The 911 operator pleaded, implored and demanded someone do something, and the “nurse” replied that facility policy prevented any such actions. The “nurse” refused to hand off the phone or to get anyone else involved. Ms. Bayless died. Someone notified the media (911 calls are public record in many states). Ka-boom!!! This became a media feeding frenzy. The stuff has hit the fan.

The initial media reports, both broadcast and written, were inconsistent on the facts. Recent reports (several dozen) seem to be more consistent, many based on AP reporting.
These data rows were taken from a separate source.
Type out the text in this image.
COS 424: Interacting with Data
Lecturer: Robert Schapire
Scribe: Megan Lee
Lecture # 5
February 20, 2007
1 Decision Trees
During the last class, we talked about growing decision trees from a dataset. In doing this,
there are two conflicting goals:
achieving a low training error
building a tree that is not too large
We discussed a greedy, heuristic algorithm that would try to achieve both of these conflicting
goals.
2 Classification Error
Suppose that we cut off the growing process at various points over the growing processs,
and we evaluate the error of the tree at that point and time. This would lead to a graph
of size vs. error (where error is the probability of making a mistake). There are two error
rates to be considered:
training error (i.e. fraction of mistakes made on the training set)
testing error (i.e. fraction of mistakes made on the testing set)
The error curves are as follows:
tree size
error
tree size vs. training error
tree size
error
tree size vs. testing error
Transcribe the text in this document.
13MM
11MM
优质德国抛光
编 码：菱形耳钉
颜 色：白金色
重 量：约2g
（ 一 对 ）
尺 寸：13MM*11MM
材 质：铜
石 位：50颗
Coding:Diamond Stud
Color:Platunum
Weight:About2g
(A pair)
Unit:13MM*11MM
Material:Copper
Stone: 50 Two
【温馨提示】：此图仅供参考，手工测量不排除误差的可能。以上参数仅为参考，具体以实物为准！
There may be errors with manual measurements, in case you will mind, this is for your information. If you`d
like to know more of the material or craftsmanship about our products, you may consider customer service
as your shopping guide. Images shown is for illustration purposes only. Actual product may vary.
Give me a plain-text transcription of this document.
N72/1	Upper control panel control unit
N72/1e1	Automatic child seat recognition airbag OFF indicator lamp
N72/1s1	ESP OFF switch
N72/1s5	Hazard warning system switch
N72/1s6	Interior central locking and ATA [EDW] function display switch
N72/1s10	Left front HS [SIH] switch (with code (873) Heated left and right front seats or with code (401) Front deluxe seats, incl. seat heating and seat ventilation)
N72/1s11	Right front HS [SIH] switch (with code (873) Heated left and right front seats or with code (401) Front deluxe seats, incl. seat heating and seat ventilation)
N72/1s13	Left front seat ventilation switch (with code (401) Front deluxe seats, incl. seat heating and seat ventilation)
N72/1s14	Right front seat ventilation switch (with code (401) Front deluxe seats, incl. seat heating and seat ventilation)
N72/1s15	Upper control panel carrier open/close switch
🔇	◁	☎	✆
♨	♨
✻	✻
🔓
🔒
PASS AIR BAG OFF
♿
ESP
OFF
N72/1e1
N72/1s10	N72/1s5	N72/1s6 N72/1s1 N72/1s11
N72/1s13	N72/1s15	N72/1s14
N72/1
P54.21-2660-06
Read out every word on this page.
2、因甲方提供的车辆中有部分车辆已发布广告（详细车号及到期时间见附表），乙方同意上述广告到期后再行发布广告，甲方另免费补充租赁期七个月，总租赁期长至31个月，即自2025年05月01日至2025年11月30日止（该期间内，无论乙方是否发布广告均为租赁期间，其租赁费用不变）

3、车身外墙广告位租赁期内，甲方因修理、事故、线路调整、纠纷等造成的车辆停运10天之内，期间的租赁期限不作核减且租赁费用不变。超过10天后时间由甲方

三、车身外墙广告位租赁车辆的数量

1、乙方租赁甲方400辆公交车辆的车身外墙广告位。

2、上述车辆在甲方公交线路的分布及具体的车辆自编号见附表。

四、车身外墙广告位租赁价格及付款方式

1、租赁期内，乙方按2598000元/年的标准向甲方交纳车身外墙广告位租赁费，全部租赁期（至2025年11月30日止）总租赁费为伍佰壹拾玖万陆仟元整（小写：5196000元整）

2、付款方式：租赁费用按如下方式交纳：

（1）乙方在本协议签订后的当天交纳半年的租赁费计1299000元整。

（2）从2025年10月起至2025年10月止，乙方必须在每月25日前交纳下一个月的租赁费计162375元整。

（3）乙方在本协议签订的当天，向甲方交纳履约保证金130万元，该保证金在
In the midst of this debate surrounding legal duties, ethical responsibilities, and the obligations of licensed health personnel in a non-medical environment, considerations for advanced directives and critiques from consumer advocates, it’s crucial to underscore the importance of preparedness. Individuals engaged in diverse settings should equip themselves with relevant skills, ranging from CPR/First Aid to BBP Certification. Interestingly, even within discussions on end-of-life decisions, the significance of being trained in CPR/First Aid and BBP Certification is apparent, emphasizing a holistic approach to healthcare considerations. In fact, the Bayless family, amidst their stance on life-prolonging interventions, has not only navigated the ethical dimensions gracefully but also sheds light on the broader spectrum of health-related preparedness.

So have we learned anything here?

1) Most of us should have advanced directives and make copies of those directives available to anyone who might in anyway be responsible for our health and safety.

2) Anyone living in any sort of elder care facility should verify the presence or lack of medical services, both routine and trauma.